What Do We Know About Economic Strengthening for Family Reintegration of Separated Children?
PublishedWhile every category of separated children has distinct characteristics and needs, household poverty is often the major driver of family separation, and poverty affects the ability of separated families to reintegrate and stay together.
In their efforts to bring children formerly associated with armed forces/groups, children living in the street, children orphaned by AIDS and trafficked children (back) into family care, humanitarian actors employ a wide variety of economic strengthening (ES) approaches to shore up the household economy. These include, among others:
- Skills training
- Microcredit
- Income-generation projects
- Savings accounts
- Cash transfers
- Job development
- Agricultural development
- Cash-for-work
- Small business development
- Financial education
- Food-for-work
- Value chain development
This document collects lessons learned from humanitarian- and development-context ES interventions across various categories of separated children, across contexts and across agencies. Depending on the age of the child and the context, some programs engage caregivers, households or entire communities as the primary ES beneficiaries, while others engage older children directly.

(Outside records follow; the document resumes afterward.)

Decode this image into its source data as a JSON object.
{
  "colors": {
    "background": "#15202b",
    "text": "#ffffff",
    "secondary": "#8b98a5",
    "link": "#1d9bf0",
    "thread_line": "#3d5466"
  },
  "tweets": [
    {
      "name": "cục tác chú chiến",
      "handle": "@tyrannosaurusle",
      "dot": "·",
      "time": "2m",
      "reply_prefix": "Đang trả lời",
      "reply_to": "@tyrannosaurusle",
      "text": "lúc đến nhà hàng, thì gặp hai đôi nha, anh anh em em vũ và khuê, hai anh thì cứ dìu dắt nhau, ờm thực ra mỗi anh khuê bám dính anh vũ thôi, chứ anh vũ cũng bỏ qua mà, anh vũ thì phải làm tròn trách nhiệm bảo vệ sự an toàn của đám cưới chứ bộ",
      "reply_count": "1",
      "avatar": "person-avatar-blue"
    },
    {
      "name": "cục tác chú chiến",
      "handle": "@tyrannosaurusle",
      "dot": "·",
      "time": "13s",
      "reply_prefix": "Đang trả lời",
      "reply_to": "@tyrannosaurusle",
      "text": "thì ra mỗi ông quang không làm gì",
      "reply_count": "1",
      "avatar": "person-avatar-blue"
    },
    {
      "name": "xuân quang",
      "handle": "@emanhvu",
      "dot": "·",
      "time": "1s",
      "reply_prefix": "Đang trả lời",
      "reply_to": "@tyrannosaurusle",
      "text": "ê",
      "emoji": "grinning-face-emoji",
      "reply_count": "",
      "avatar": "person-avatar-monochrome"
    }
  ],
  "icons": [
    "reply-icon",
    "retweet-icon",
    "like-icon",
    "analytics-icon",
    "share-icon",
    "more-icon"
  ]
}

The history of ES interventions in resource-poor and crisis-affected environments includes a great many failed experiments, and even where programs have succeeded, most have failed to properly evaluate and document lessons learned in a way that could inform future efforts. Donors and implementing organizations with different categories of children may be working on similar issues but are largely unaware of each others’ work and learning. As a result, programmers, funders and policymakers struggle to know what ES approaches to implement.
This report looks back at ES approaches used in family reintegration programs to capture lessons learned. It outlines common ES approaches, their advantages and disadvantages; offers case studies of innovative models; and recommends key principles for improved programming, monitoring and the building of an evidence base. Given the scarcity of academic literature on ES in family reintegration efforts, the authors relied on semi-structured interviews with experienced practitioners and a review of “gray literature,” including program reports and tools employed in the field.
The report authors recommend that agencies prioritize building internal capacity to design and implement effective ES programs and that donors and policymakers work to build the ES capacity of the child protection field. All stakeholders should prioritize building the evidence base through evaluation research, including experimental or longitudinal designs.